Troisièmement, s'appuyer sur des capacités basées sur l'IA ouvrira un nouveau vecteur d'attaque depuis le cyberespace. Si les tendances actuelles se poursuivent, les systèmes d'armes et les capacités d'ISR resteront extrêmement vulnérables aux cyberattaques. Une étude réalisée en 2017 par le Defense Science Board du Pentagone a révélé que les principaux systèmes d'armes américains, y compris les capacités de frappe stratégique non nucléaire, restent vulnérables aux cyberattaques.
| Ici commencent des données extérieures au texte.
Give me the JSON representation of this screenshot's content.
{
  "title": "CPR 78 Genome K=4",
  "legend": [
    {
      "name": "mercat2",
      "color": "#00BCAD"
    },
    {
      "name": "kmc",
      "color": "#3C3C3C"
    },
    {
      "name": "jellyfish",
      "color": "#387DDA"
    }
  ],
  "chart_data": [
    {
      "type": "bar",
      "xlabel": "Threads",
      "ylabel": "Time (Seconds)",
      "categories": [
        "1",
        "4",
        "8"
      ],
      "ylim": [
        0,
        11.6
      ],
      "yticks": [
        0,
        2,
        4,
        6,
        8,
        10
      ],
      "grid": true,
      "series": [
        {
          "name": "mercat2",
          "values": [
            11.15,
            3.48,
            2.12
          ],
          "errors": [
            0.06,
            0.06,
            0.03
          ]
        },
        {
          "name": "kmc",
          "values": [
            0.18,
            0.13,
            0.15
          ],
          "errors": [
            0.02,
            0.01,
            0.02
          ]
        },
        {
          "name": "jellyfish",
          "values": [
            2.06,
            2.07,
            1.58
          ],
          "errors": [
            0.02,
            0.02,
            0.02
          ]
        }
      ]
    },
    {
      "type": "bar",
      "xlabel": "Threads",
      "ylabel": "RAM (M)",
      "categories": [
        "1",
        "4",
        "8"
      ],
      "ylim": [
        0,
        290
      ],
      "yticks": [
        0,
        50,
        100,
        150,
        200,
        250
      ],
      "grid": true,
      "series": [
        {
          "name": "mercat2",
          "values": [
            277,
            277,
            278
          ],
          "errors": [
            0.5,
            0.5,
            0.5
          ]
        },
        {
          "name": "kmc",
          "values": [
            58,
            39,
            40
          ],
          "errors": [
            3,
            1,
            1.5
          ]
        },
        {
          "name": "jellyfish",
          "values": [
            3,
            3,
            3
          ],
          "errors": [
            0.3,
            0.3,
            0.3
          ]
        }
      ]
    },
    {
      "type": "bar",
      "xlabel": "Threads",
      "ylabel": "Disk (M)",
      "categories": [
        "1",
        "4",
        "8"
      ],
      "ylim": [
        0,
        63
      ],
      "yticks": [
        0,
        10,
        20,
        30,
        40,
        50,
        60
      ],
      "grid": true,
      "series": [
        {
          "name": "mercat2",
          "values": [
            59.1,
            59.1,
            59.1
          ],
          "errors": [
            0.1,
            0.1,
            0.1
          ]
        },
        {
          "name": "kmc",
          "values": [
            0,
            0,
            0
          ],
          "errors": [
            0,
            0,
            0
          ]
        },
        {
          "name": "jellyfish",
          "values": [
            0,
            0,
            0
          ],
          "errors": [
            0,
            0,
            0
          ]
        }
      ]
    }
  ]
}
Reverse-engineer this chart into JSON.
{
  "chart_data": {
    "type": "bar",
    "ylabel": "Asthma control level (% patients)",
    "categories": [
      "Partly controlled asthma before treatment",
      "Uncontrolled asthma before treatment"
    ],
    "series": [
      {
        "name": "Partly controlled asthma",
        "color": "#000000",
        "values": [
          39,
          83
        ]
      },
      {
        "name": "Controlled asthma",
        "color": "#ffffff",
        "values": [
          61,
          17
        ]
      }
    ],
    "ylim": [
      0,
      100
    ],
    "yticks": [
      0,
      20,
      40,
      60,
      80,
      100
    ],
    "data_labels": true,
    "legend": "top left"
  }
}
Le rapport brosse un tableau inquiétant des conséquences d'une attaque bien exécutée depuis le cyberespace, soulignant que les projectiles de bataille pourraient être sabotés ou réaffectés contre la source d'énergie, la chaîne d'approvisionnement bloquée ou mal dirigée, et les commandants militaires paralysés par les rapports suspects et des doutes quant à l'efficacité de leurs directives. Par conséquent, sans de solides cyber-défenses intrinsèques à toute capacité activée par l'IA, la guerre de manœuvre n'atteindra probablement pas le succès escompté dans l'espace de combat. Enfin, il est également très probable que les technologies basées sur l'IA n'accéléreront pas seulement le rythme des opérations, en particulier en accélérant la chaîne de mise à mort, tout en augmentant simultanément la capacité de survie des forces dans les opérations offensives et défensives. Les avantages des technologies basées sur l'IA pourraient être répartis également entre l'attaquant et son ennemi, s'annulant ainsi mutuellement. L'IA peut augmenter la vitesse des opérations militaires, mais elle pourrait également conduire à des résultats moins décisifs. Et plutôt que de conduire à une nouvelle forme de guerre de manœuvre, elle peut provoquer une version plus sophistiquée de la guerre d'usure. Par conséquent, les planificateurs militaires qui envisagent une version de guerre de manœuvre multi-domaines du 21e siècle de la campagne de la guerre du Golfe de 1991, soutenue par des capacités activées par l'IA, pourraient être déçus.